Un appuntamento atteso, un’occasione per confrontare le esperienze, per approfondire la conoscenza reciproca e per sensibilizzare nuove famiglie ad accogliere nella loro casa un bambino per un periodo più o meno breve, necessario ai suoi genitori per fronteggiare situazioni impegnative che rendono difficile assicurare al figlio le cure e il benessere necessari per la sua crescita.

Ad oggi sono 200 le famiglie volontarie, un numero destinato a crescere, negli auspici dell’Amministrazione, grazie ad alcune iniziative in calendario nei prossimi mesi per rilanciare e sensibilizzare i cittadini sul tema. Nel corso della manifestazione è stata presentata la campagna per la promozione dell’affido di minori stranieri non accompagnati realizzata dall’associazione Psicologi in Contatto, un primo step di alcune iniziative che la Città promuoverà nei prossimi mesi.

La sindaca Chiara Appendino si è intrattenuta con le bambine i bambini presenti e i genitori affidatari sottolineando come “Il lavoro svolto dai Servizi della Città può rappresentare un modello replicabile in altre realtà, ma che non si improvvisa.

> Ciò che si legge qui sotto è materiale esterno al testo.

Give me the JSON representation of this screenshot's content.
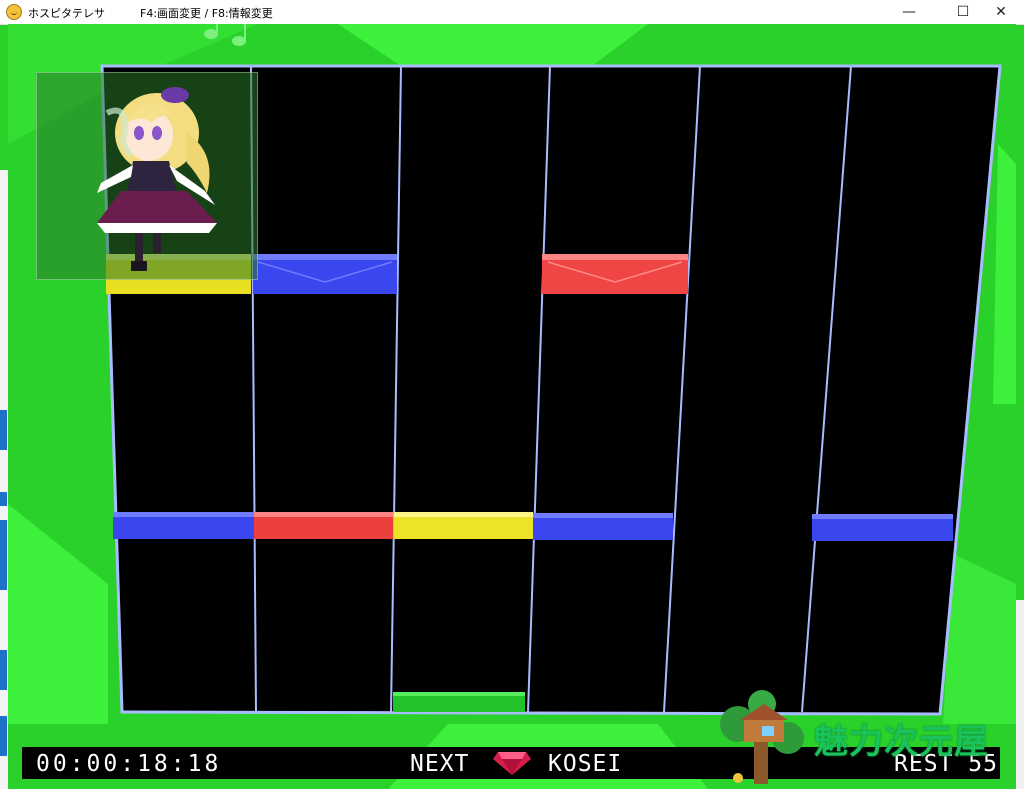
{
  "window": {
    "title": "ホスピタテレサ",
    "hotkeys": "F4:画面変更 / F8:情報変更",
    "minimize": "—",
    "maximize": "☐",
    "close": "✕"
  },
  "hud": {
    "timer": "00:00:18:18",
    "next_label": "NEXT",
    "next_piece": "KOSEI",
    "rest_label": "REST",
    "rest_count": "55"
  },
  "watermark": {
    "text": "魅力次元屋"
  },
  "colors": {
    "green_bg": "#2ed32e",
    "light_green": "#39ee39",
    "board_border": "#9fb6ff",
    "block_blue": "#3340e8",
    "block_red": "#ee3a3a",
    "block_yellow": "#f2e82a",
    "block_green": "#22c02a"
  },
  "board": {
    "columns": 6,
    "blocks": [
      {
        "column": 1,
        "row": "top",
        "color": "yellow"
      },
      {
        "column": 2,
        "row": "top",
        "color": "blue"
      },
      {
        "column": 4,
        "row": "top",
        "color": "red"
      },
      {
        "column": 1,
        "row": "middle",
        "color": "blue"
      },
      {
        "column": 2,
        "row": "middle",
        "color": "red"
      },
      {
        "column": 3,
        "row": "middle",
        "color": "yellow"
      },
      {
        "column": 4,
        "row": "middle",
        "color": "blue"
      },
      {
        "column": 6,
        "row": "middle",
        "color": "blue"
      },
      {
        "column": 3,
        "row": "bottom",
        "color": "green"
      }
    ]
  },
  "icons": {
    "app": "app-face-icon",
    "gem": "gem-icon",
    "music_note": "music-note-icon",
    "character": "character-sprite",
    "tree_logo": "treehouse-logo"
  }
}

Nasce dall’impegno, dalle cure degli operatori e dalla disponibilità delle famiglie affidatarie ad accogliere nella loro casa un bambino che necessita di attenzioni affettive ed educative“.

Per capire cosa significa prendere un bambino in affido, abbiamo intervistato Enzo Genco, responsabile del servizio Minori e famiglie della divisione Servizi sociali e della Casa dell’Affidamento della Città di Torino.

I bimbi hanno bisogno di sperimentare l’attaccamento, un legame fondamentale nei primi tre anni di vita, durante i quali si formano le basi della loro personalità. Solo vivendo il senso della famiglia potranno replicarne il modello.

Con quale spirito, invece, deve vivere questa esperienza una famiglia affidataria che dà la propria disponibilità per accogliere un bambino?

“Ciò che deve sviluppare la famiglia affidataria è la consapevolezza della temporaneità dell’accoglienza di un bambino: io ti accompagno per un tratto della tua strada pur sapendo che la tua vita sarà altrove, da un’altra parte. Capita che il bambino chiami gli affidatari mamma e papà, pur sapendo dai loro racconti, che ha una madre e un padre diversi. Il bimbo, dunque, è reso consapevole della differenza e dei ruoli diversi tra la famiglia solidale che lo accoglie e i suoi genitori d’origine. Questo è quanto comunichiamo e raccomandiamo alle famiglie che si propongono per l’affidamento nei corsi di conoscenza e di preparazione all’affido”.

 Quali caratteristiche deve avere una famiglia?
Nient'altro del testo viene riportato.